Sabía que no se debía robar, que era malo, pero peor era morir de hambre. ¡Algunas cajas parecían pesar tanto!  Era pequeña y escurridiza y pensaba ingenuamente que con un poco de suerte tendría una oportunidad. Con la ayuda de la  desesperación y el ímpetu del apetito, esperé a que los soldados no miraran y me precipité sobre una de las cestas. Corrí y corrí, pensando con inocencia que sería más rápida que la muerte. Pero enseguida me apresaron a los pocos segundos y me llevaron al cuartel. Me dolía más la esperanza perdida que las manadas de los soldados apretando con fuerza mis brazos mientras gritaba, protestaba y pataleaba.


            El coronel había recibido órdenes de empezar el trabajo más sucio: decidir a quién ejecutaban o deportaban. Quise pensar que en un principio odiaba sutilmente aquel tipo de decisiones, pero ahora le eran indiferentes. Sólo eran rutina, papeleo. No podía sentir simpatía por nadie, porque en definitiva no sentía nada. Me vio: una niña, si, si... ladrona, estraperlista. Evidentemente había cometido un delito y debía de ser condenada como cualquier otro infractor. El invierno había helado su corazón. Se fijó en aquellos ojos negros míos, más marcados aun debido a la delgadez y a la palidez del rostro. Eran los ojos de la adolescente a la que le robas el primer beso, los que te encuentras mirándote al espejo la primera vez que amas, los ojos de la impotencia, de la rabia, de la inocencia perdida antes de tiempo. Unos ojos en los que se reflejaba él mismo -ya adulto sin sueños- pero con vaga memoria de que una vez los tuvo. El frío comenzó a doler, escuché sus llantos; pudo recordar que tenía una familia esperándole y recuperó unos fragmentos de su vida.

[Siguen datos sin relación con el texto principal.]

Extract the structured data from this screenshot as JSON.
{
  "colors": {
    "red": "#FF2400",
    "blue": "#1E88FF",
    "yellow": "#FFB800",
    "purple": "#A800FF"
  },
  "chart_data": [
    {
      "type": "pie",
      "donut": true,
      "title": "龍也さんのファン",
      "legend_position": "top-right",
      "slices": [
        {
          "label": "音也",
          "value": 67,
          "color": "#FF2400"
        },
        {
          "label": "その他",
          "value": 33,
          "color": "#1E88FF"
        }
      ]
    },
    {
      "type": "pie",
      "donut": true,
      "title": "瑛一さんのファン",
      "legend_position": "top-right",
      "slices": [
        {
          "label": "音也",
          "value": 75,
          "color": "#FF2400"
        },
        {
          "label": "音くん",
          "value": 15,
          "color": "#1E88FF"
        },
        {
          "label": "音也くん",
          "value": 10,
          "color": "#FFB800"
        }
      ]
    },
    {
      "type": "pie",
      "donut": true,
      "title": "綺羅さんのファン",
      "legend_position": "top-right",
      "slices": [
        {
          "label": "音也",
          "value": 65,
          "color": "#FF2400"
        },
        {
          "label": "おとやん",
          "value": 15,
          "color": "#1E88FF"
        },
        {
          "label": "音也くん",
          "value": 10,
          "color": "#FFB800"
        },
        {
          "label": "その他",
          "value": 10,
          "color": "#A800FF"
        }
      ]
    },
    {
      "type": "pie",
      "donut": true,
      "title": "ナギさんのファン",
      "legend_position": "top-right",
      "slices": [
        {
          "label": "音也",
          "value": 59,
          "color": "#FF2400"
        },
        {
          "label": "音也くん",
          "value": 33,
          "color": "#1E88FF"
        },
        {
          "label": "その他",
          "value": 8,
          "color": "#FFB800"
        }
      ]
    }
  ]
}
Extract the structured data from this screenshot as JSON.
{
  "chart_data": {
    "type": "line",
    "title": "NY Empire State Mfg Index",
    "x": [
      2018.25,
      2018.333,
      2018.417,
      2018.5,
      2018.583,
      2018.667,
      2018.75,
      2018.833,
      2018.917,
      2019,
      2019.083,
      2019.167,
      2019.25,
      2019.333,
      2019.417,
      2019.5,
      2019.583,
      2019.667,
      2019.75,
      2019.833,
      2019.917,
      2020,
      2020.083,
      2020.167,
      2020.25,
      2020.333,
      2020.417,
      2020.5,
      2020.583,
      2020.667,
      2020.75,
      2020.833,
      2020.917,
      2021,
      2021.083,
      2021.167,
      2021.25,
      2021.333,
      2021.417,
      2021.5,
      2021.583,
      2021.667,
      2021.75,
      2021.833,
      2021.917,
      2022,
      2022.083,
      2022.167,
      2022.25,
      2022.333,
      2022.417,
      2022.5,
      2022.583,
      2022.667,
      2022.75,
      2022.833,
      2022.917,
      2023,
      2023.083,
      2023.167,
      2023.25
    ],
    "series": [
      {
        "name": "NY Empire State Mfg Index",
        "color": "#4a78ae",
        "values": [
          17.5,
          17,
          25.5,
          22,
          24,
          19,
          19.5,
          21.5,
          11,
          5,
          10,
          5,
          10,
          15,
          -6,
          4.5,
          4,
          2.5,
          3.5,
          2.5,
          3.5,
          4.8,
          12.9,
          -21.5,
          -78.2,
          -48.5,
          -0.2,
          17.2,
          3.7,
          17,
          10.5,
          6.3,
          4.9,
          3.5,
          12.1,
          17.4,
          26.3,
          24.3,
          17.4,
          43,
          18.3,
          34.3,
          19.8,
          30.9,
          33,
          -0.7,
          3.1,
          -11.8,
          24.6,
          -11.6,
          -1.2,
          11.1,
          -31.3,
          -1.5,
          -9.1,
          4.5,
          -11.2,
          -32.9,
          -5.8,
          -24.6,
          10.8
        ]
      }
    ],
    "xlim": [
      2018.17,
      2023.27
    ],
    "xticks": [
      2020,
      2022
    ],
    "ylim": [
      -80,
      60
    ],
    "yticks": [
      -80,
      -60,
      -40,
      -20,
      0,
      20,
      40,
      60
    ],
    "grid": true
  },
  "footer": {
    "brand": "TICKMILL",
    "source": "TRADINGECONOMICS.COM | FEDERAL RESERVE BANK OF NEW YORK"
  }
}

             Yo no entendía nada. Tenía miedo y la mirada de aquel hombre me inspiraba una confusa confianza a la que no quería entregarme. Hizo que todo el mundo se fuera y se quedó a solas conmigo. La niñita a la que había de condenar tan sólo quería comida para su madre y hermanos.
            El hizo un trato con ella, conmigo…
            Quedé libre y pudimos comer regularmente. Pague un precio, pero no me arrepiento, era necesario.
            Esa es, en resumen, la historia de cómo vino tu sobrino al mundo.